Вот я смотрю на косы твои грузные, Как падают, как вьются тяжело… О, если б ты была царицей Грузии, — О, как тебе бы это подошло! О, как бы подошло тебе приказывать! — Недаром твои помыслы чисты: Ты говоришь — и города прекрасного В пустыне намечаются черты! Вот ты выходишь в бархате лиловом, Печальная и бледная слегка, И, умудренные твоим прощальным словом, К победе устремляются войска. Хатгайский шелк пошел бы твоей коже. О, как бы этот шелк тебе пошел. Чтоб в белой башне из слоновой кости Ступени целовали твой подол. Ты молишься — и скорбь молитвы этой Так недоступна нам и так светла, И нежно посвящает Кошуэта[103] Тебе одной свои колокола. Орбелиани пред тобой, как в храме, Молчит по мановению бровей. Потупился седой Амилахвари[104] Пред царственной надменностью твоей. Старинная ты, но не устарели Твои черты… Светло твое чело. Тебе пошла бы нежность Руставели… О, как тебе бы это подошло! Как я прошу… Тебе не до прошений, Не до прощений и не до меня… Ты отблеск славы вечной и прошедшей И озаренье нынешнего дня! 1940
Анна Каландадзе[105]
МРАВАЛЖАМИЕР[106]
Твоим вершинам, белым и синим, Дарьялу и Тереку, рекам твоим, твоим джигитам, статным и сильным, а также женщинам, верным им, — мравалжамиер, многие лета! Твоим потокам, седым потокам, твоим насупленным ледникам, предкам твоим и твоим потомкам, их песням, танцам и смуглым рукам — мравалжамиер, многие лета! Твоим героям. делам их ратным, их вечной памяти на земле, твоим языкам и наречьям разным, лету, осени, весне и зиме — мравалжамиер, многие лета! Горам и ущельям, низу и долу, каждому деревцу во дворе, Волге твоей, и Днепру, и Дону, Сырдарье и Амударье — мравалжамиер, многие лета! Твоим строителям неутомимым, могучей жизни живой струе, тебе, овеянной светом и миром, тебе, моей дорогой стране, — мравалжамиер, многие лета! 1952
«Все, что видела и читала…»
Где же еще Грузия другая?
Гр.

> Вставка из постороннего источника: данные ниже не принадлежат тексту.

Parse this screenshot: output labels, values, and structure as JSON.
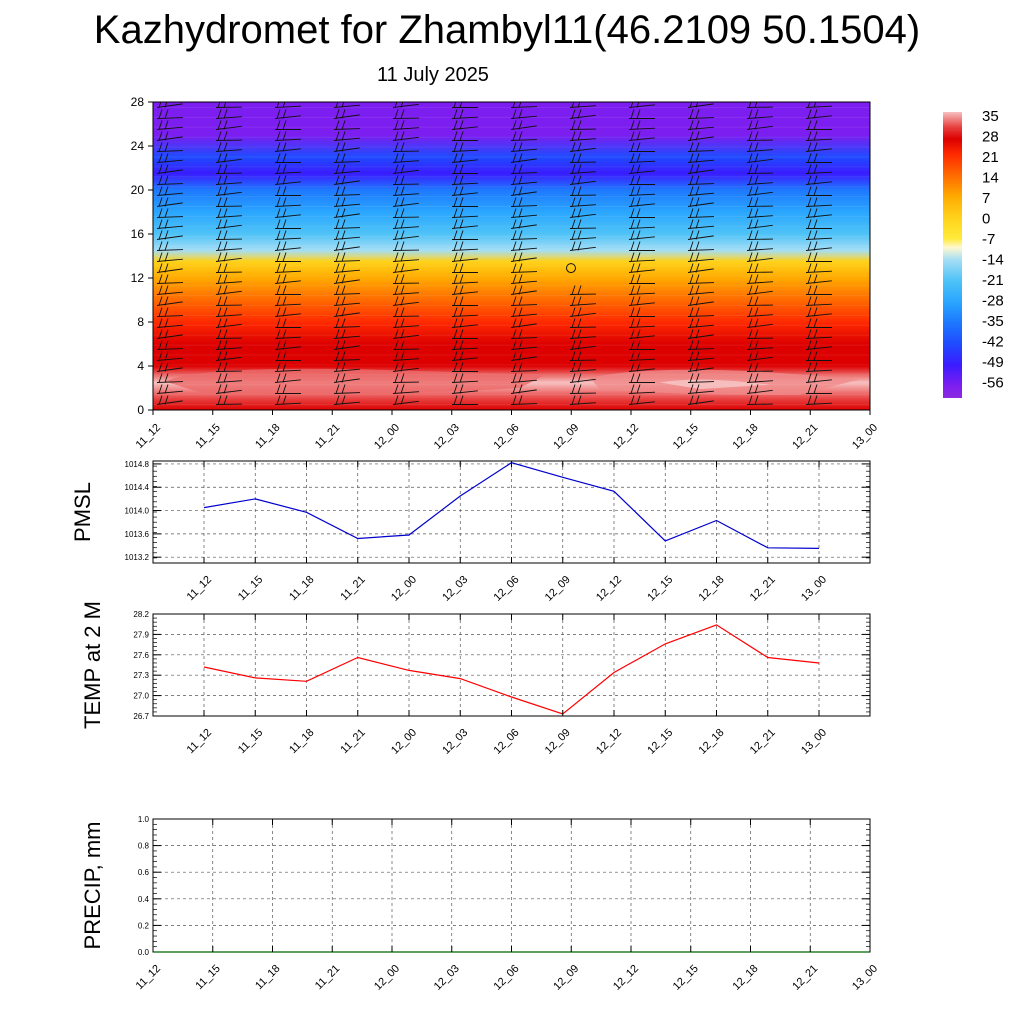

Орбелиани Все, что видела и читала, всё — твое, о тебе, с тобой. В моём сердце растет чинара, ночью ставшая голубой. И в минуту самую грустную предо мною одна, дорогая, ты, прекрасная Грузия. «Где же еще Грузия другая?» О луга моей Карталинии, олени с большими рогами и такие хрупкие лилии, что страшно потрогать руками Ты об этом помнить велишь мне. Я смотрю на тебя, не мешая, край, овеянный былым величьем… «Где же еще Грузия другая?» Травы синие лягут на плечи. С этих трав я росинки сняла. О мои виноградные плети! О Тетнульди [107] большие снега! Зажигаются звёзды со звоном, искры белые извергая. Я слежу за далеким их зовом: «Где же еще Грузия другая?» Пусть герои твои умирали — слава их разнеслась далеко. Прямо к солнцу взмывает Мерани, и печально звучит «Сулико». Живы Алуда [108] и Лела. Устал Онисэ [109], размышляя. О родина песен и лета! «Где же еще Грузия другая?» С тихими долгими песнями проходят твои вечера. Плачут горийские персики, когда наступает пора. Они нависают с ветки. Ветка густая, большая. Разве ты не одна на свете? «Где же еще Грузия другая?» 1945
«Ты такое глубокое, небо грузинское…»
Ты такое глубокое, небо грузинское, ты такое глубокое и голубое. Никто из тех, кто тебе грозился, приюта не обрёл под тобою. Ни турки, ни персы и ни монголы не отдохнули под тобой на траве, не заслонили цветов магнолий, нарисованных на твоей синеве. Ошки [110] и Зарзма [111], и древний Тао [112] поют о величье твоем, о небо! Птицы в тебе летают и теряются в тебе, голубом… 1945
«Вот солнце на носки привстало…»
Вот солнце на носки привстало, и город потянулся сонно. Ему быть темным не пристало. Входило солнце в город солнца. И воздух был прозрачный, ранний, просвечивающий изнутри. Стоял Тбилиси, как Ираклий[113] у древней крепости Нари. Такая ли была погода, когда в Тифлис вступали персы и не сдавались им подолгу его воинственные песни? 1945
ВХОДИЛА В ГУРИЮ[114] КАЛАНДА[115]
Я помню изгородь под инеем. Снег падал тихо и светло. Кричит петух — и вспоминаю я мое гурийское село. Проламывалась наледь тонкая под грузом шага моего, и лаяла устало Толия, сама не зная, на кого. Похожий на большую букву, один на вековом посту дуб укрывался, словно в бурку, в свою дырявую листву. Глубокий снег следы марали, тропинка далеко вела, и возле вещего марани был ветер пьяным от вина. Всё это — где-то и когда-то, но позабыть о том нельзя… Входила в Гурию каланда и чичилаки[116] нам несла. 1945
«Охотники легко и дерзко раскладывают западни…»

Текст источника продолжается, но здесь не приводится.